Wednesday, January 02, 2008

Cardinal makes New Year play for family values

Cardinal Cormac Murphy-O'Connor, the spiritual leader of the Roman catholic Church in England and Wales, has used his New Year message to stress the importance of marriage and what are thought of as "traditional family values".

He claimed that most parents did not want their children to be taught that marriage was nothing more than "one lifestyle choice among many", urged parents to bring God into their homes, and said the "traditional family" remained central to the well-being of society but was being dangerously eroded.

Society was slowly waking up to the dangers of climate change and pollution for the planet, said the Cardinal, but seemed largely oblivious to the destruction of the family.

His remarks will be crticised by those who will see them as, in part, a thinly-veiled assault on equality legislation for homosexuals and others, which the Church has rigorously opposed in 2007, claiming that they undermine marriage - a contention rejected as simplistic and one-sided by many others, Christian and otherwise.

Cardinal Cormac Murphy O'Connor declared: "It has taken us a long time to realise that if we cut down trees, use cars with highly leaded fuels and build factories with toxic emissions, we were gradually destroying the ecosystem within which we live and breathe."

"Perhaps, however, it has been harder for us to admit those elements in our relationships or in our society which have contributed to the fragmentation of the family," he continued.

"Yet it is equally true that we are rapidly moving the very structures on which society is built and on which humanity depends; we are gradually destroying the 'ecosystem' that supports the family," he added.

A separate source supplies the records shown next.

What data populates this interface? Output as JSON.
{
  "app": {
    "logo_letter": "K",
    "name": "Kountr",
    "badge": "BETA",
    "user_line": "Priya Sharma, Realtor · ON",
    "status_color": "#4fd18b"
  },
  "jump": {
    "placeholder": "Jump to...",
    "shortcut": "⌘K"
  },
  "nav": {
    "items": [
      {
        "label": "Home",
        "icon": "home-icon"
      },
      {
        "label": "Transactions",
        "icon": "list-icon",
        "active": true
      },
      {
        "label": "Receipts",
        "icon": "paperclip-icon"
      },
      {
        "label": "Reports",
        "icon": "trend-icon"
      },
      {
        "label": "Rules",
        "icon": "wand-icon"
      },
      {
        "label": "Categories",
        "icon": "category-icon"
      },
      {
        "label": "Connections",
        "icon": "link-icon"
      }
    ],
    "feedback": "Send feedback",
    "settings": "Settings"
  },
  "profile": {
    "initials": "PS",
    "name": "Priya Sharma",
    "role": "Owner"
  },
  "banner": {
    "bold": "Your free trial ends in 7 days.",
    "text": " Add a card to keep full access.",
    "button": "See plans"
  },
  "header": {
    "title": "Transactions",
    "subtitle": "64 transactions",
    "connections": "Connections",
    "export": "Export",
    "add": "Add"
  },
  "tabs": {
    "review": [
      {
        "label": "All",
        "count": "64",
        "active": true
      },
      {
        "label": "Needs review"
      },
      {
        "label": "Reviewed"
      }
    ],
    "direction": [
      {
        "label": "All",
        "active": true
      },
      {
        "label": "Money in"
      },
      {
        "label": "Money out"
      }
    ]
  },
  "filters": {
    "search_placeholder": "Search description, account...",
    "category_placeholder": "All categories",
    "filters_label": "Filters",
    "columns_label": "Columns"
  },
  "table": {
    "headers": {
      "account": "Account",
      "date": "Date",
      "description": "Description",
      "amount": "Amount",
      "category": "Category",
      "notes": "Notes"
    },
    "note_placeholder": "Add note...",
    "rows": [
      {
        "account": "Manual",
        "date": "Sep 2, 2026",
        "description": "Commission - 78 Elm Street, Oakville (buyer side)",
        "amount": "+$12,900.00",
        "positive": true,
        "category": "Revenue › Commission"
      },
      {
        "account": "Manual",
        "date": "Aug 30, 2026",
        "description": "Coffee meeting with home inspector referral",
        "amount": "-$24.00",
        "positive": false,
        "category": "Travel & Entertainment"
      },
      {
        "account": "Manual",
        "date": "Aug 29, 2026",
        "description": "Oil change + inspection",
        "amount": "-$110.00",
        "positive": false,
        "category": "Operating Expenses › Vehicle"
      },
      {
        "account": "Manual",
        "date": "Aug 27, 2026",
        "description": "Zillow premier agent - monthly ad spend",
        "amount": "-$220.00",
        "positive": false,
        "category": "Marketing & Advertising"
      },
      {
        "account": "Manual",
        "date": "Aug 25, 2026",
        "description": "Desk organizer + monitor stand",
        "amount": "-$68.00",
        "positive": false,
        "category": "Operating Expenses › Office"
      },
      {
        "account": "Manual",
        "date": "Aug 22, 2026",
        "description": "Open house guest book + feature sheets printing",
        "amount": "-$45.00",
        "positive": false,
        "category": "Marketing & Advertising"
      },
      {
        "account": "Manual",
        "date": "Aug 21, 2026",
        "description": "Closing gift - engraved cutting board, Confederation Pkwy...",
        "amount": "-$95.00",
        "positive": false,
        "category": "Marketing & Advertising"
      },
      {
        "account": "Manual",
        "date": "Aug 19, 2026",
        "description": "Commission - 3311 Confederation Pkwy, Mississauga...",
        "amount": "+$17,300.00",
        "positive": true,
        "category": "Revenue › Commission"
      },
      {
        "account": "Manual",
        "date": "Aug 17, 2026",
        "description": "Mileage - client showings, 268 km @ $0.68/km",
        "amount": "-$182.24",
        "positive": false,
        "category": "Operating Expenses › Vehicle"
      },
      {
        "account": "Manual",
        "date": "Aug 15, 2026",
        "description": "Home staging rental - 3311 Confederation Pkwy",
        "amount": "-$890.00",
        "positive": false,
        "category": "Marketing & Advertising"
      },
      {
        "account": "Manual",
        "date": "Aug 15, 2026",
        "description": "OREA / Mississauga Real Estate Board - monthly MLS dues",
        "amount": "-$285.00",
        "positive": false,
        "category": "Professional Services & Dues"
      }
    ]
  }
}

The Cardinal said that although a traditionalist, he was aware that many people had suffered broken marriages or were "courageous" single parents and he understood their sorrow and hurt. He did not mention gay couples.

Christians who adopt a different approach to the Cardinal argue that the solidity of faithfulness in marriage is part of a rich pattern of relationships created by the Gospel beyond the 'established' bonds of blood, hierarchy and kinship.

They point out that Jesus prioritised the creation of a new community of companions above existing ties, and that his own origins were anything but "traditional".